The greatest risk of stumbling upon a malicious link comes on video entertainment sites such as YouTube, according to Kaspersky Security Bulletin 2011. Kaspersky Lab's annual report on the evolution of IT threats and spam found that dubious links were widespread on open-access sites, and also highlighted the on-going use of social network spam and black search engine optimization.

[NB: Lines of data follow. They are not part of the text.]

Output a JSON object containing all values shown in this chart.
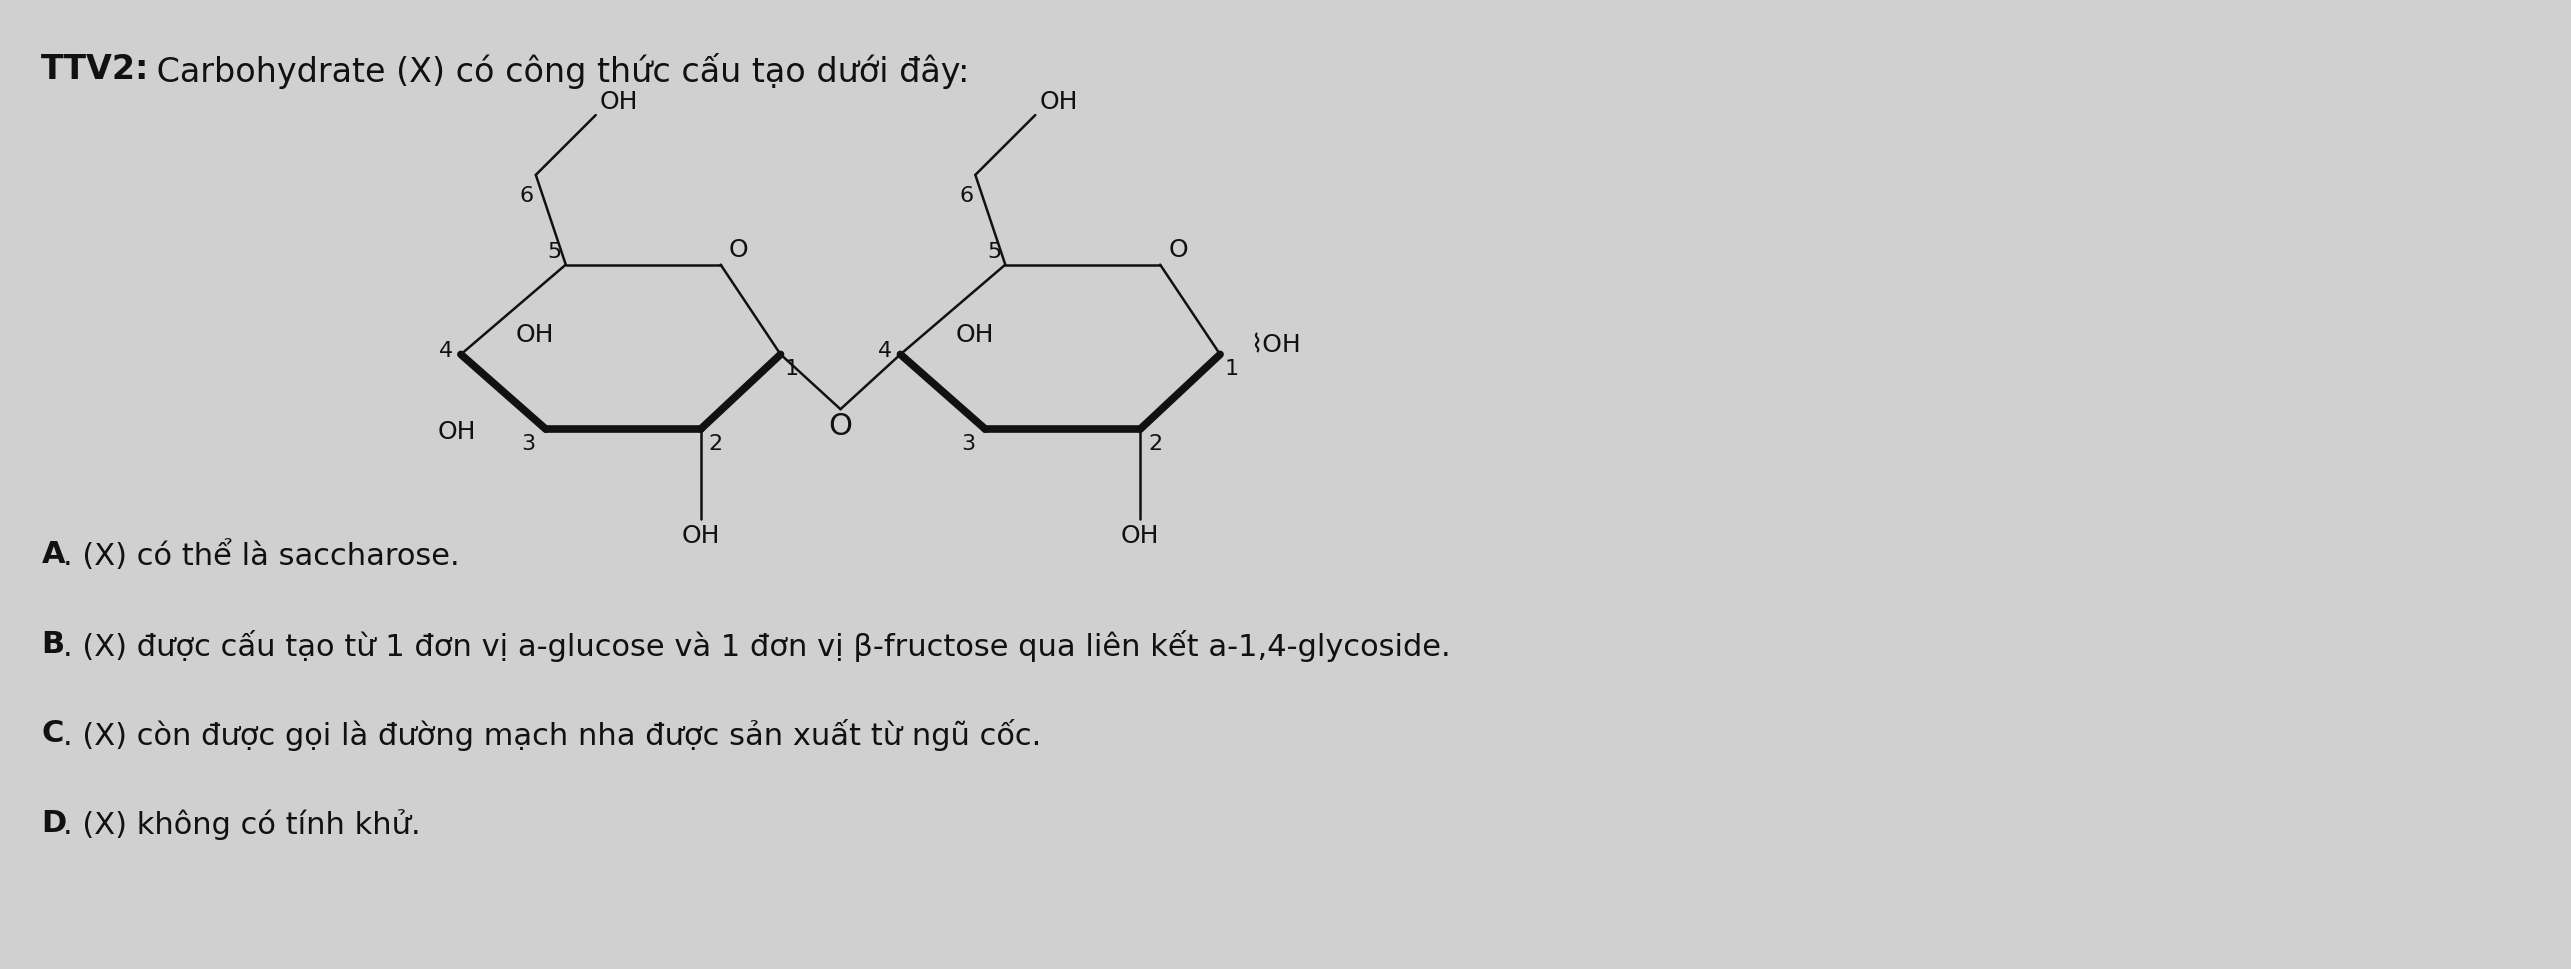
{
  "background_color": "#d0d0d0",
  "text_color": "#111111",
  "line_color": "#111111",
  "bold_lw": 5.5,
  "thin_lw": 1.8,
  "fs_title": 24,
  "fs_text": 22,
  "fs_chem_num": 16,
  "fs_chem_oh": 18,
  "fs_chem_O": 18,
  "title_bold": "TTV2:",
  "title_rest": " Carbohydrate (X) có công thức cấu tạo dưới đây:",
  "answer_A": "A. (X) có thể là saccharose.",
  "answer_B": "B. (X) được cấu tạo từ 1 đơn vị a-glucose và 1 đơn vị β-fructose qua liên kết a-1,4-glycoside.",
  "answer_C": "C. (X) còn được gọi là đường mạch nha được sản xuất từ ngũ cốc.",
  "answer_D": "D. (X) không có tính khử."
}
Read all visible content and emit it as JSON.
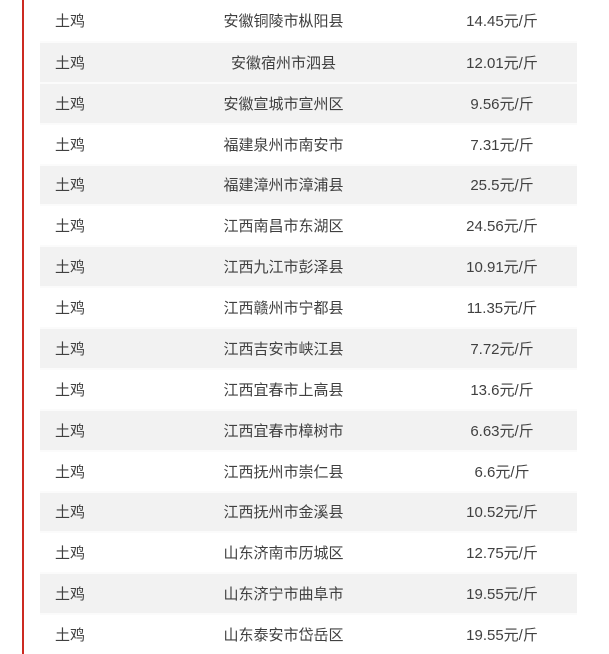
{
  "page": {
    "background": "#ffffff",
    "accent_line_color": "#cc2a21",
    "stripe_color": "#f2f2f2",
    "text_color": "#404040"
  },
  "table": {
    "rows": [
      {
        "breed": "土鸡",
        "location": "安徽铜陵市枞阳县",
        "price": "14.45元/斤",
        "shaded": false
      },
      {
        "breed": "土鸡",
        "location": "安徽宿州市泗县",
        "price": "12.01元/斤",
        "shaded": true
      },
      {
        "breed": "土鸡",
        "location": "安徽宣城市宣州区",
        "price": "9.56元/斤",
        "shaded": true
      },
      {
        "breed": "土鸡",
        "location": "福建泉州市南安市",
        "price": "7.31元/斤",
        "shaded": false
      },
      {
        "breed": "土鸡",
        "location": "福建漳州市漳浦县",
        "price": "25.5元/斤",
        "shaded": true
      },
      {
        "breed": "土鸡",
        "location": "江西南昌市东湖区",
        "price": "24.56元/斤",
        "shaded": false
      },
      {
        "breed": "土鸡",
        "location": "江西九江市彭泽县",
        "price": "10.91元/斤",
        "shaded": true
      },
      {
        "breed": "土鸡",
        "location": "江西赣州市宁都县",
        "price": "11.35元/斤",
        "shaded": false
      },
      {
        "breed": "土鸡",
        "location": "江西吉安市峡江县",
        "price": "7.72元/斤",
        "shaded": true
      },
      {
        "breed": "土鸡",
        "location": "江西宜春市上高县",
        "price": "13.6元/斤",
        "shaded": false
      },
      {
        "breed": "土鸡",
        "location": "江西宜春市樟树市",
        "price": "6.63元/斤",
        "shaded": true
      },
      {
        "breed": "土鸡",
        "location": "江西抚州市崇仁县",
        "price": "6.6元/斤",
        "shaded": false
      },
      {
        "breed": "土鸡",
        "location": "江西抚州市金溪县",
        "price": "10.52元/斤",
        "shaded": true
      },
      {
        "breed": "土鸡",
        "location": "山东济南市历城区",
        "price": "12.75元/斤",
        "shaded": false
      },
      {
        "breed": "土鸡",
        "location": "山东济宁市曲阜市",
        "price": "19.55元/斤",
        "shaded": true
      },
      {
        "breed": "土鸡",
        "location": "山东泰安市岱岳区",
        "price": "19.55元/斤",
        "shaded": false
      }
    ]
  }
}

The latter resulted in search engines being the second most popular source of redirects to infected sites, with users sometimes clicking malicious links directly from major search engines like Google and Yandex.
Social networks were just one percent behind in third place. Sites like Facebook and Vkontakte were particularly popular with malicious users spreading harmful content.
Growth rate of web-based attacks slows:
The number of browser-based attacks in 2011 increased from 580,371,937 to 946,393,693. The number of web-based attacks in 2011 is 1.63 times the total for 2010, which points to a much slower rate of growth than we have seen over the course of the past three years. In 2010, a far greater surge in the number of attempted infections – eight times as many as in 2009 – was recorded. The slowed growth rate of web-based infection attempts is due to the fact that in 2011 malicious users did not use any fundamentally new mass-infection methods in launching attacks against computers. The main weapon of browser-based infection is still the exploit pack, which allows malicious users to launch drive-by attacks without the victim noticing a thing. The experts at Kaspersky Lab expect the growth rate of web-based attacks to continue to slow before the number of incidents begins to stabilize.
The geography of web-based threats:
Just 20 countries accounted for 86.4% of all malicious hosting detected by Kaspersky Lab. The two biggest offenders are the same as the previous year: the US (25.4%) and Russia (14.6%). It's important to point out that the active growth in the percentage of malicious hosting services recorded by Kaspersky Lab in these countries in prior years has stopped thanks to law enforcement efforts in shutting down botnets. However, despite the decline in the percentage of malicious hosting services in these countries, it remains at a very high level.
Around the world, online risks rose 2 percentage points in 2011 to 32.3%. Furthermore, the arrival of many Western European countries and Japan in the moderate-risk group (countries where 21-40% of users are subjected to attacks) is a troubling sign: these users are targeted by the most professional cyber criminals.